Shouto menurut, melangkahkan kaki keluar kamar rawat Rei. Setelah menutup pintu dia tetap saja memikirkan perkataan ibunya tadi. Hm. Sebentar. Suka?
"Midoriya kan laki-laki. Sudah jelas maksud ibu adalah suka sebagai teman, 'kan?"
Pelajaran olahraga hari ini sedikit lebih sulit karena tidak boleh memakai quirk. Praktik lari maraton sepertinya adalah ancaman terbesar bagi murid kelas A.
"Siapapun yang ketahuan menggunakan quirk akan mengulang pelajaran ini di tahun depan."
"Hiiii!" murid kelas A bergidik ngeri. Itu adalah hal terburuk. Mengulang pelajaran apalagi olahraga adalah hal yang menyusahkan.
"Sebagai pahlawan, kalian juga harus melatih tubuh kalian! Camkan itu!"
"Yessir!"
Praktik lari pun dimulai. Rutenya adalah mengelilingi kota sebanyak tiga kali dengan garis finish gerbang depan U.A. Aizawa-sensei tidak menyebutkan pengawas, tapi semua murid yakin akan ada yang mengawasi mereka nanti. Oh, jangan sampai mengulang!
"Wah, Bakugou larinya kencang sekali!" Eijiro memuji. Katsuki sudah melesat begitu peluit ditiup. Mungkin sudah jauh di depan sana.
"Whoaaa! Todoroki!" bukan hanya Katsuki, Shouto rupanya juga berniat menyusul lini depan terlebih dahulu. Katsuki yang merasa dikejar lalu lebih mempercepat laju larinya.
"Setengah sialan! Jangan mengikutiku!"
"Aku tidak keberatan kalau kau pindah ke belakangku."
"Siapa yang sudi, HAH?!"
Persaingan terus terjadi, hingga beberapa murid lainnya menyusul dan hampir menyamai mereka. Shouto sekuat tenaga mempertahankan posisinya sekarang. Dia tidak mau kalah dari siapapun. Bahkan jika itu Izuku.
Hm. Tunggu. Izuku?
Shouto sedikit menoleh ke belakang. Tidak ada Izuku dalam kerumunan. Kemana dia? Sebentar lagi finish dan putaran ketiga akan selesai. Padahal Aoyama saja kini telah berada sepuluh meter di belakangnya dengan napas terputus-putus.
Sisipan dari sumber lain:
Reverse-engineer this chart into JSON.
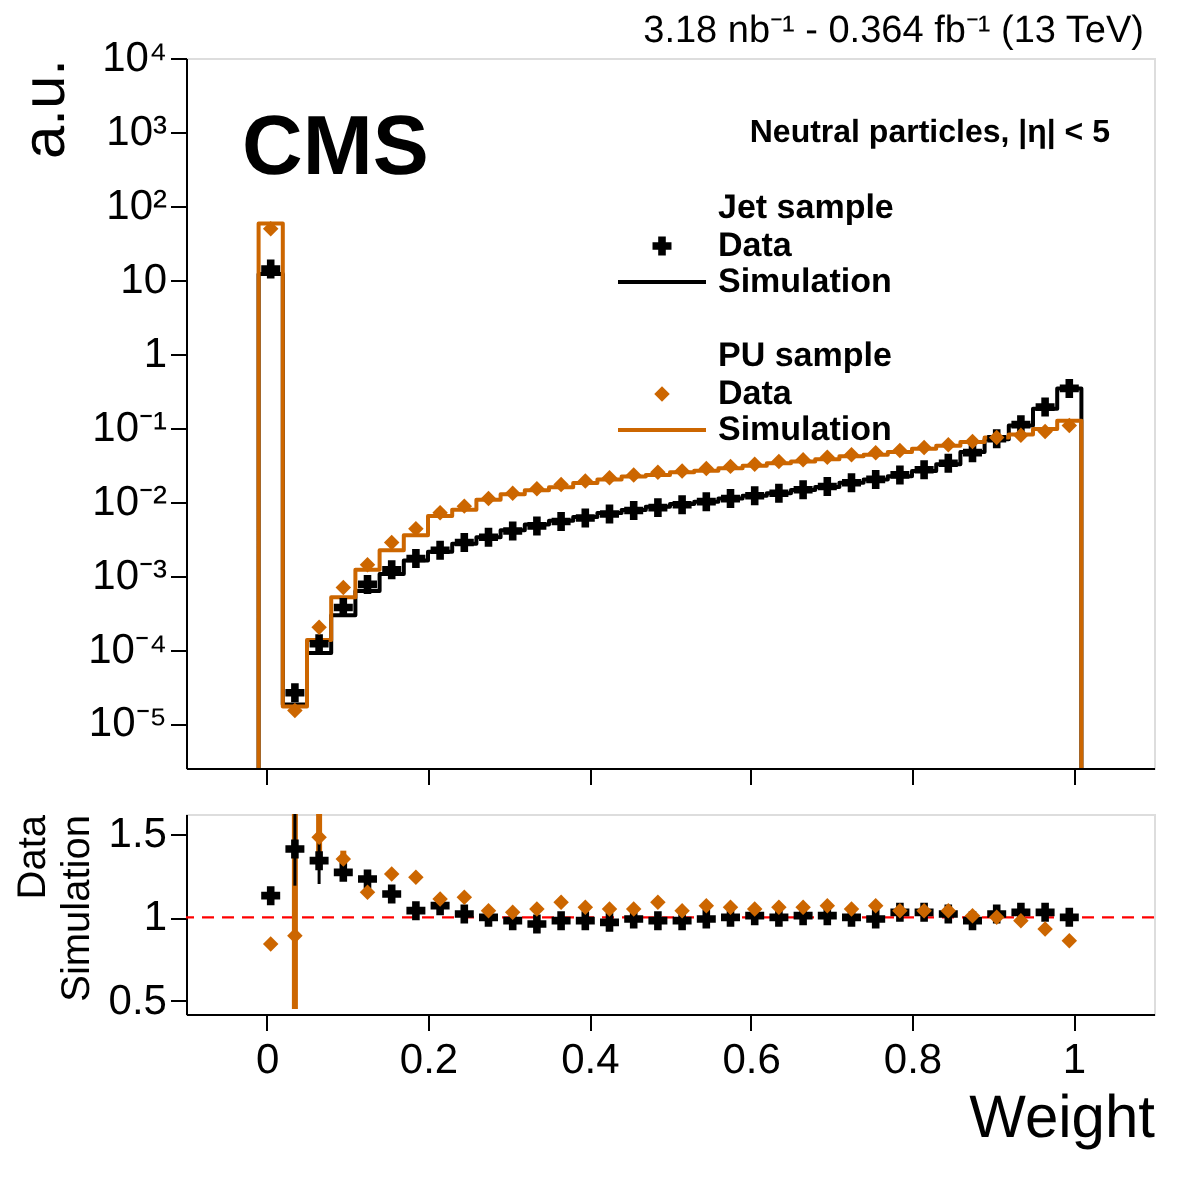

Katsuki menjadi pemenang dalam ujian praktik lari maraton. Ia kemudian berniat mengejek Shouto di belakangnya. Lihat saja, Todoroki sialan!
"Hei, setengah sialan! Lihat, aku me—HEI, KAU MAU KEMANA?!" Katsuki melihat Shouto berbalik arah tepat sebelum kakinya menyentuh garis finish. Ia sangat yakin Shouto menantangnya, lalu apa ini? Kenapa dia berbalik?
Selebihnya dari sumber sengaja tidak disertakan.